La Organización Internacional del Trabajo (OIT) lleva tiempo advirtiendo de que el precio del trabajo está cayendo por debajo de los mínimos que garantizan la subsistencia de las personas. Ahora nos revela que uno de cada diez trabajadores es pobre. Es decir, que con lo que cobra no consigue llegar a final de mes cubriendo sus necesidades básicas: alimentación, salud, vivienda, escuela... Esta es una novedad que lleva tiempo larvándose. Desde los tiempos del primer capitalismo que no vivíamos una situación como esta. En la segunda mitad del siglo XX, muchos países estaban hundidos en la pobreza por el intercambio comercial desigual entre el precio de las materias primas que vendían y los productos elaborados que compraban. Pero, tanto en los países más desarrollados como en los más empobrecidos, el trabajo equivalía en la práctica a salir de la pobreza. ¿Cómo hemos llegado a esta situación? Tiene que ver con la crisis, con la forma como hemos salido de la crisis y con algunas dinámicas que vienen de lejos, muy especialmente la de la globalización.

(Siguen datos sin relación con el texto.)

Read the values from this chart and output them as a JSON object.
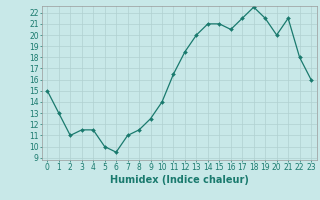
{
  "x": [
    0,
    1,
    2,
    3,
    4,
    5,
    6,
    7,
    8,
    9,
    10,
    11,
    12,
    13,
    14,
    15,
    16,
    17,
    18,
    19,
    20,
    21,
    22,
    23
  ],
  "y": [
    15,
    13,
    11,
    11.5,
    11.5,
    10,
    9.5,
    11,
    11.5,
    12.5,
    14,
    16.5,
    18.5,
    20,
    21,
    21,
    20.5,
    21.5,
    22.5,
    21.5,
    20,
    21.5,
    18,
    16
  ],
  "line_color": "#1a7a6e",
  "marker_color": "#1a7a6e",
  "bg_color": "#c8e8e8",
  "grid_color": "#b0d0d0",
  "xlabel": "Humidex (Indice chaleur)",
  "xlim": [
    -0.5,
    23.5
  ],
  "ylim": [
    8.8,
    22.6
  ],
  "yticks": [
    9,
    10,
    11,
    12,
    13,
    14,
    15,
    16,
    17,
    18,
    19,
    20,
    21,
    22
  ],
  "xticks": [
    0,
    1,
    2,
    3,
    4,
    5,
    6,
    7,
    8,
    9,
    10,
    11,
    12,
    13,
    14,
    15,
    16,
    17,
    18,
    19,
    20,
    21,
    22,
    23
  ],
  "tick_fontsize": 5.5,
  "xlabel_fontsize": 7,
  "linewidth": 0.9,
  "markersize": 2.0
}
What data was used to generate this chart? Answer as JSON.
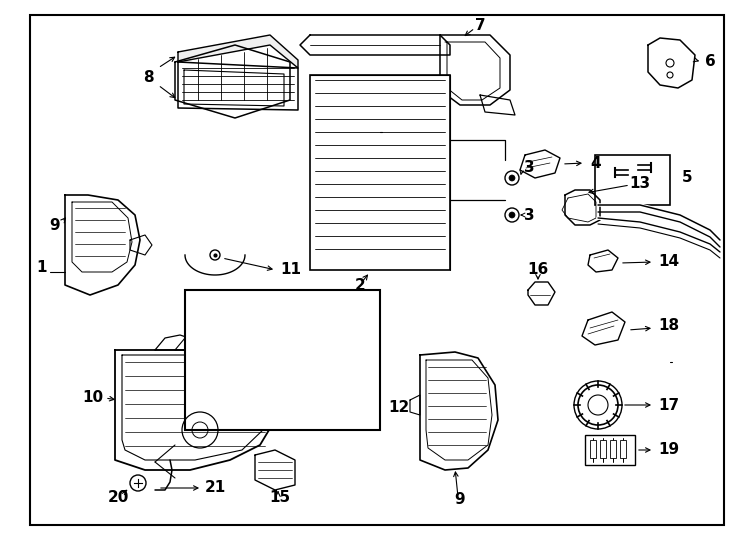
{
  "background_color": "#ffffff",
  "border_color": "#000000",
  "line_color": "#000000",
  "text_color": "#000000",
  "fig_width": 7.34,
  "fig_height": 5.4,
  "dpi": 100
}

A finales del siglo XX, diversas rondas en los acuerdos de libre comercio del GATT lograron reducir los aranceles de entrada tanto de las materias primas como de los productos industriales. Se dijo en aquel momento que eso iba a impulsar el comercio y el crecimiento económico. Y en algunas circunstancias lo hizo. Pero también provocó otros fenómenos como la deslocalización de la producción y la elusión fiscal. En el primer caso, se dijo, hizo que la creación de empleo se desplazase a países deprimidos, cuyos trabajadores resultaban competitivos. De manera que las empresas trasladaron sus fábricas ahí donde obtenían un precio más barato del trabajo, no solo por los bajos salarios sino por los costes asociados a la protección social. Lejos de igualar al alza la riqueza de las naciones, lo que ha provocado este fenómeno es una presión a la baja de los salarios en los países más desarrollados. Y de esa competencia han salido perjudicados los trabajadores de unos y otros países.

Ante este panorama, la solución fácil es el proteccionismo de Trump o Johnson: cerrar las fronteras, subir los aranceles y conseguir que las fábricas vuelvan a la metrópolis donde los trabajadores estarán lo suficientemehte atemorizados para aceptar menor salario o menor protección de la que habían tenido. Ese es el final de la espiral.

Pero hay que recordar que otra globalización es posible, como decían los movimientos sociales en el cambio de siglo. Se podrían bajar los aranceles solo entre Estados que tuvieran el mismo grado de protección social. Se trata, como lleva años exigiendo la OIT, de acabar con el dumping laboral. Ese es un camino más seguro que el de volver al proteccionismo. Y es una decisión que no se puede tardar mucho en tomar porque los robots ya están ahí presionando también a la baja el precio del trabajo. Urge recuperar el contrato social, porque la pobreza es incompatible con el desarrollo económico pues lastra el consumo y la competencia basada en la eficiencia.